An emergency medicine consultant who examined a four-year-old boy after he was brought to hospital unconscious has said she had very significant suspicions that his injuries were non-accidental.

The consultant was giving evidence at the Central Criminal Court, in the trial of a woman charged with the murder of the boy, who was her partner’s son.

The court also heard the boy’s brain injuries were like those caused by a high speed road traffic accident or a fall from a big height, and that he was covered in extensive bruising from previous injuries for which the boy’s father could not give a satisfactory explanation.

The woman has admitted the manslaughter of the boy in 2021 and has also pleaded guilty to two counts of assault, but she has denied murder. She cannot be named due to legislation protecting the identity of child witnesses in criminal proceedings.

Emergency call taker, Niamh O’Brien, told the court she received an call from a man who said his son had fallen from the top bunk of his bed and banged his head.

The man said his son was unresponsive and it was as if he was asleep. He said the fall had happened around an hour previously.

Ms O’Brien said normally if they were dealing with a child who had lost consciousness, they would get a call within a few minutes of the incident happening.

Advanced paramedic Dan New said when he arrived at the house, the child was lying in the middle of the bedroom floor in the foetal position with his head on a pillow. He did not have a blanket over him.

He noticed the child had bruising on his face and around his eyes. He said from his experience the bruising was at least five days old.

He asked the child’s father about the injuries and was told they were from a previous incident where the child had run into a door.

Mr New said the child was described to him as bold, and acting up and had been “grounded and confined to his bedroom”.

He said, given the clinical severity of the situation, he picked the child up and carried him to the ambulance.

In the ambulance, he assessed the child’s pupils which were fixed and dilated and not responding to light. He said the child’s limbs were going stiff, which suggested a head injury.

Mr New said he passed on his concerns about the child’s bruising immediately on arrival at the hospital.

Mr New’s colleague said she saw a woman downstairs in the house. Later in hospital, she asked the father of the child where the bruises came from.

He said the child had been playing soccer earlier in the week and had bruises on his eyes after running into a door the previous day. He said the boy bruised easily.

She asked if she could call the child’s mother, but the man said she was not in their lives any more.

The jury has been told the child was living with his father and his father’s partner, after the mother suffered from mental health issues.

A clinical nurse manager told the court it became clear after a CT scan that the child needed urgent neurosurgery and was to be transferred.

He told the father this and the father again said he would not be contacting the child’s mother. The nurse manager said he asked gardaí to contact the child’s mother. She rang a short time later, hysterical and upset.

Dr Niamh Mitchell, a doctor at the emergency department, said she clearly saw multiple bruises to the child’s forehead, eyes, his right arm, both his legs and his inner thighs.

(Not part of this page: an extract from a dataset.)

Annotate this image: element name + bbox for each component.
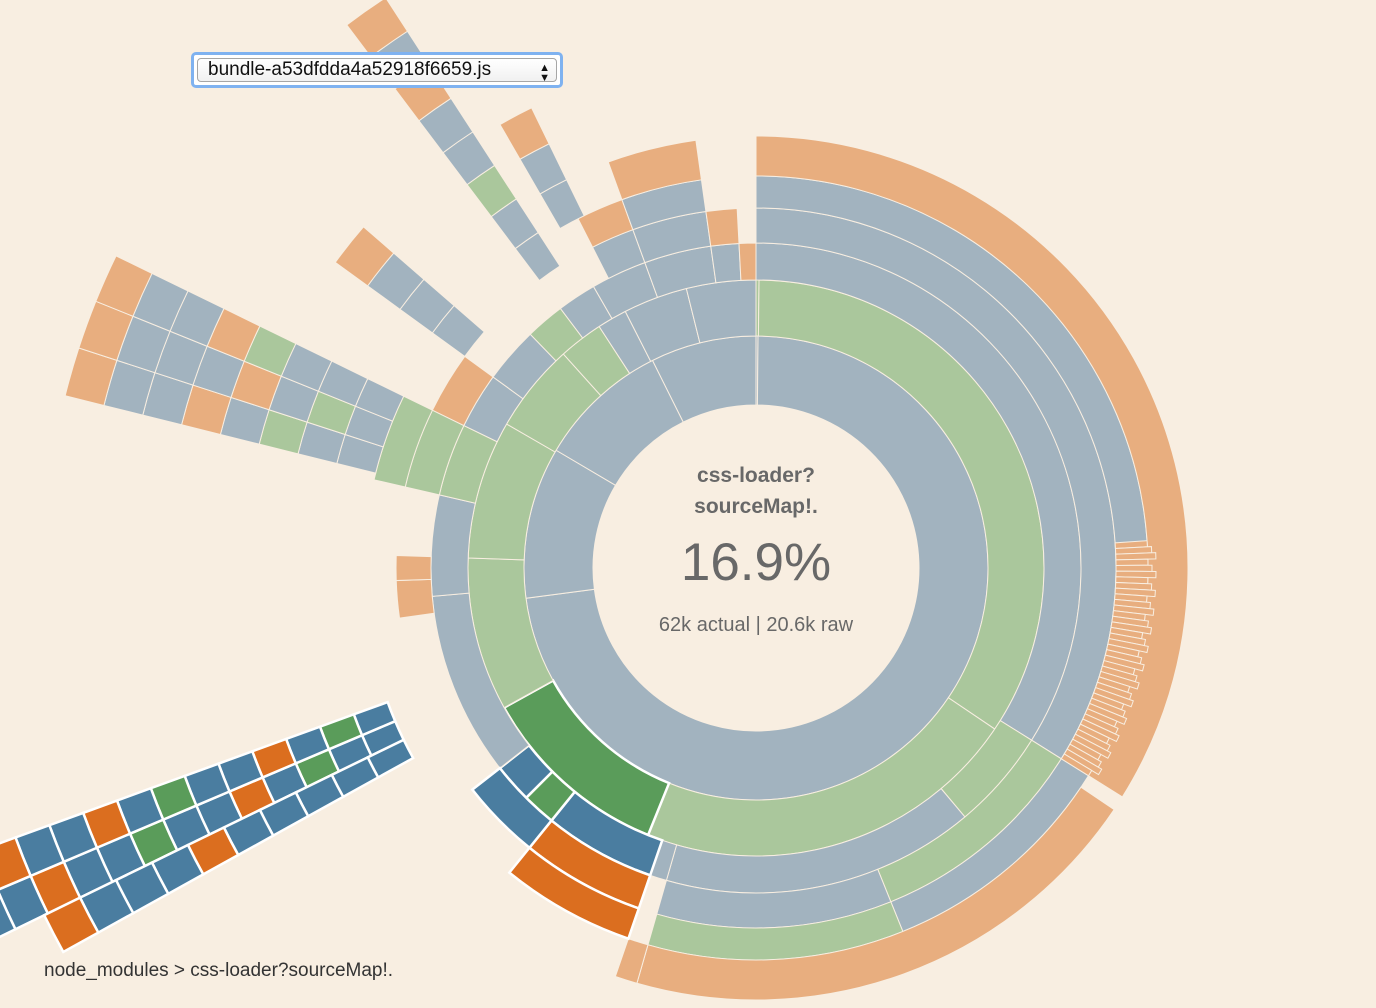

She said she was concerned as she knew from her training that bruising on the inner thighs don’t come from “normal play”. The doctor said the bruises were all different colours and it looked as if he had been hit on more than one occasion.

A consultant at the emergency department said the child had an “acute subdural haematoma”. She said this was a very severe brain injury.

She said she spoke to the child’s father who told them the boy had been “grounded”, which she said she found a little unusual in a child of that young age.

The consultant said she didn’t get a satisfactory explanation for the bruises from the father.

She said the fall from a bunk bed was not consistent with what she saw on the scan. She said the scan showed a very significant brain injury and her suspicion was that it was non-accidental.

She said such an injury is normally seen in high velocity road traffic cases or a fall from a big height.

She said once she saw the child’s CT scan, she had very significant anxiety about the cause of his injury.

The trial is expected to last up to five weeks.